We got the sails off to the sailmaker for repair first thing next morning. Then Joel, by some uncanny intuition, insisted on inspecting the masthead for damage, which we usually do just before we leave on passage. There he found one of the 2 plates holding up the forestay snapped clean off. That the fitting had not gone altogether, and with it the forestay, roller furler, and upper 1/3 of the mast itself, was nothing short of miraculous. We wasted no time finding a crane and rigger, got ourselves to the St. Georges Boatyard, and next morning I was dangling from a crane at the masthead pulling off the fitting and taking it down to the local welder for repair. We would have liked to completely re-engineer the fitting, which is an odd and archaic design, but the welder insisted that anything which had lasted 30 years must be of fundamentally sound design, and would best be re-welded and restored to its original condition, which he promptly did. A few hours later the crane was fired up, the fitting bolted back on to its rightful perch, shrouds and stays re-attached and rattled down, and Bob's Your Uncle--we were a going concern once again. Thank god it hadn't happened in Cuba, where finding someone to weld 316 stainless steel alloy would have been about as likely as encountering a unicorn.

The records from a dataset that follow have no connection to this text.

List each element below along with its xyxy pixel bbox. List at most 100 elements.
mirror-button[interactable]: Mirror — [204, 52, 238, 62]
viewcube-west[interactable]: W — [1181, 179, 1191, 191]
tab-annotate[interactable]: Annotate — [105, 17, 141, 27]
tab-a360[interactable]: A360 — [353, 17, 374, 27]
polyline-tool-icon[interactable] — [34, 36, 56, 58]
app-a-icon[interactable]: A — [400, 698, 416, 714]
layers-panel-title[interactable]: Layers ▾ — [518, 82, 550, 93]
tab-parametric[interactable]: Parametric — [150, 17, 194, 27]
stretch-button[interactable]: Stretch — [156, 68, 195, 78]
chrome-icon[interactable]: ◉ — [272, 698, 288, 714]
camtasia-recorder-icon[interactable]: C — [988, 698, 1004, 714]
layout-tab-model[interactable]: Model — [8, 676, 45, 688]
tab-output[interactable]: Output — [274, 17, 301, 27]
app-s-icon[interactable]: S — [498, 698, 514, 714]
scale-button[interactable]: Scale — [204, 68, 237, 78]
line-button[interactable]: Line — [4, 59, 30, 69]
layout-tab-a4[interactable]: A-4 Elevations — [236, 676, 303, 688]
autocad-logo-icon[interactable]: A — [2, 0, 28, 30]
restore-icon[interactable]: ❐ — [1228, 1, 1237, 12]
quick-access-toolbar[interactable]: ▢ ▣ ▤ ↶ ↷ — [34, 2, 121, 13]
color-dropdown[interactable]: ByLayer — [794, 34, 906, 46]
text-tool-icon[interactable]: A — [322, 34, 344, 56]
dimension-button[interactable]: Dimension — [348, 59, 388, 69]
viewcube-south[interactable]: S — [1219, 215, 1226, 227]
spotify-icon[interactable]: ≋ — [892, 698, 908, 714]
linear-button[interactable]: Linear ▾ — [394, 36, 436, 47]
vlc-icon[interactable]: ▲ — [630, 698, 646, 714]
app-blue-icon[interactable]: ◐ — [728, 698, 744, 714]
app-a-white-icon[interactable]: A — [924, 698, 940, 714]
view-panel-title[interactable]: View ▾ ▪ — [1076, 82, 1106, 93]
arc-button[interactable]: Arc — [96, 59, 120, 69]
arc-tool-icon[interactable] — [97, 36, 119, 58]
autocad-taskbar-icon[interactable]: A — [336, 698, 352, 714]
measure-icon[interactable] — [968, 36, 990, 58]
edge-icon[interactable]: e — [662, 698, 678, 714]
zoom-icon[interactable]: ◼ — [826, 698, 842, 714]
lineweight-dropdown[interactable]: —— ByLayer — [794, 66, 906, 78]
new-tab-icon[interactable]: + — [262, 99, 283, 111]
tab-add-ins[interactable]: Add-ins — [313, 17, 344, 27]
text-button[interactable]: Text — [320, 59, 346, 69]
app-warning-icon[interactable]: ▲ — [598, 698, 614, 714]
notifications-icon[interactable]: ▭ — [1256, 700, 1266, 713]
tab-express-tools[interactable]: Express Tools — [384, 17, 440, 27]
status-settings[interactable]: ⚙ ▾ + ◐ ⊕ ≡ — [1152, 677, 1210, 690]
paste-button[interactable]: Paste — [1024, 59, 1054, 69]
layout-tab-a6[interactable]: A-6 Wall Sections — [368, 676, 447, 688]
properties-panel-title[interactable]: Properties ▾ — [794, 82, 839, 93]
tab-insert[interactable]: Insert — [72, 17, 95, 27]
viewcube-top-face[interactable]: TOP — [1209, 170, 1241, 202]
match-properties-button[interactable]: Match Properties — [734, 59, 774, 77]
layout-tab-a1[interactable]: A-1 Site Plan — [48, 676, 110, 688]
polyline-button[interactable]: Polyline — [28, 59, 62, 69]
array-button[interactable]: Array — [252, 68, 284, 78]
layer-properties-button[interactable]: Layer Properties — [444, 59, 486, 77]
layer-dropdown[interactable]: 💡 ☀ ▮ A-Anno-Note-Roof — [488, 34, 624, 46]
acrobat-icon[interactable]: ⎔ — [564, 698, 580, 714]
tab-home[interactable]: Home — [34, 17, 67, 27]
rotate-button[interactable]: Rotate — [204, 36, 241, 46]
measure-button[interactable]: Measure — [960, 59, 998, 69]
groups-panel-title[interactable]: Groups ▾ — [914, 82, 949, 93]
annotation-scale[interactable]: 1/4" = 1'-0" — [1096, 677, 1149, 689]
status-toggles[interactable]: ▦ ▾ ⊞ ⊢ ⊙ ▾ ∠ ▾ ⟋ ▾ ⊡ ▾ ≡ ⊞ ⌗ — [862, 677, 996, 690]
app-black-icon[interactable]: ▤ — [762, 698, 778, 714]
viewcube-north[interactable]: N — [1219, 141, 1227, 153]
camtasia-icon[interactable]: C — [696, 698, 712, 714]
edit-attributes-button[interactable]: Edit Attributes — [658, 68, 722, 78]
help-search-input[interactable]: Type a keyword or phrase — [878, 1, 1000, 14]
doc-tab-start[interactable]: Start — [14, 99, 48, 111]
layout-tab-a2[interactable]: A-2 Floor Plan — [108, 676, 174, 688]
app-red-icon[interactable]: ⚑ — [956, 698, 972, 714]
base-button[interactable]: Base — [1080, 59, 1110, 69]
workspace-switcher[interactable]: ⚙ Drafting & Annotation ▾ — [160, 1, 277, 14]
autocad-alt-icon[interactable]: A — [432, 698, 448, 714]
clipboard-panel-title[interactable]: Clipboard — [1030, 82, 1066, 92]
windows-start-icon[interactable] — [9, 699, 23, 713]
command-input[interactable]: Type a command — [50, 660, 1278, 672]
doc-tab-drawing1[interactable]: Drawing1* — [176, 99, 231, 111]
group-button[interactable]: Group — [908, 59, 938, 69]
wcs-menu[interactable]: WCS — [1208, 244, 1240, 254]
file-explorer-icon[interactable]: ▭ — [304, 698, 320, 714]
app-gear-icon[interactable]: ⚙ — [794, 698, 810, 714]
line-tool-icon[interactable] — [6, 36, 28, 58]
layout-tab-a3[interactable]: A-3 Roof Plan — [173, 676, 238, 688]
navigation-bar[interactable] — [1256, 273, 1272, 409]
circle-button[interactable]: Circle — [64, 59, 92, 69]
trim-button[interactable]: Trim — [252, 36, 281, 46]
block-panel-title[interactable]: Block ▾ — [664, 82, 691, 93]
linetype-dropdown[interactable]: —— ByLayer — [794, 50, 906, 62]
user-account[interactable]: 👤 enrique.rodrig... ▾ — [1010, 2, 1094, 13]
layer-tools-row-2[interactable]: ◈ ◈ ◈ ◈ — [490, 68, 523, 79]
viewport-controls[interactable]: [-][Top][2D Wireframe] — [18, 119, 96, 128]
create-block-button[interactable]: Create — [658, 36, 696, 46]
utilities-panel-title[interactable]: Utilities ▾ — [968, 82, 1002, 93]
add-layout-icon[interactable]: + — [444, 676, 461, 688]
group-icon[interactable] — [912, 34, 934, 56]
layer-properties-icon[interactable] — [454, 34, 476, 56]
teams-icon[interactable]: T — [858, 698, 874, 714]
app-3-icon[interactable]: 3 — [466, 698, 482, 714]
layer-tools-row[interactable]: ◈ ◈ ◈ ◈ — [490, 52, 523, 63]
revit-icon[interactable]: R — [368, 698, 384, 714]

Mostly, Bermuda has been a rest and repair stop this time, and we have all been busy getting all systems in order. Shifra has re-sewn the foot of our spinnaker-snuffing sleeve and changed the engine oil, Joel has scrubbed and inspected the bottom, put the finishing touches on the various masthead attachments, freshened the nips and cut away chafed ends on all the running rigging lines. The diesel cabin heater has been repaired and put back in service, and all the bilge pump intakes have been cleared and the forward pump repaired and put back into service. We've gone over the rigging with a fine-tooth comb for any potential problems and found no other lurking surprises. Today, Sunday, is a day of rest to write letters and see a bit of the island. The weather here now is delightful, clear and dry, down to the 60's at night and no bugs. Also, no wind to speak of, being in the middle of the Bermuda high right now. A number of the friends we have made along the way are also passing through Bermuda now as well, on their way to Europe or New England, so we have gotten in some good ship visiting. Tomorrow, we hope to pick up our sails, lay in some provisions and head north, even if we have to use the engine for a couple of days. Our tanks are full, and Weetabix's 38 horses are champing at their bits to be back in home waters, as are we.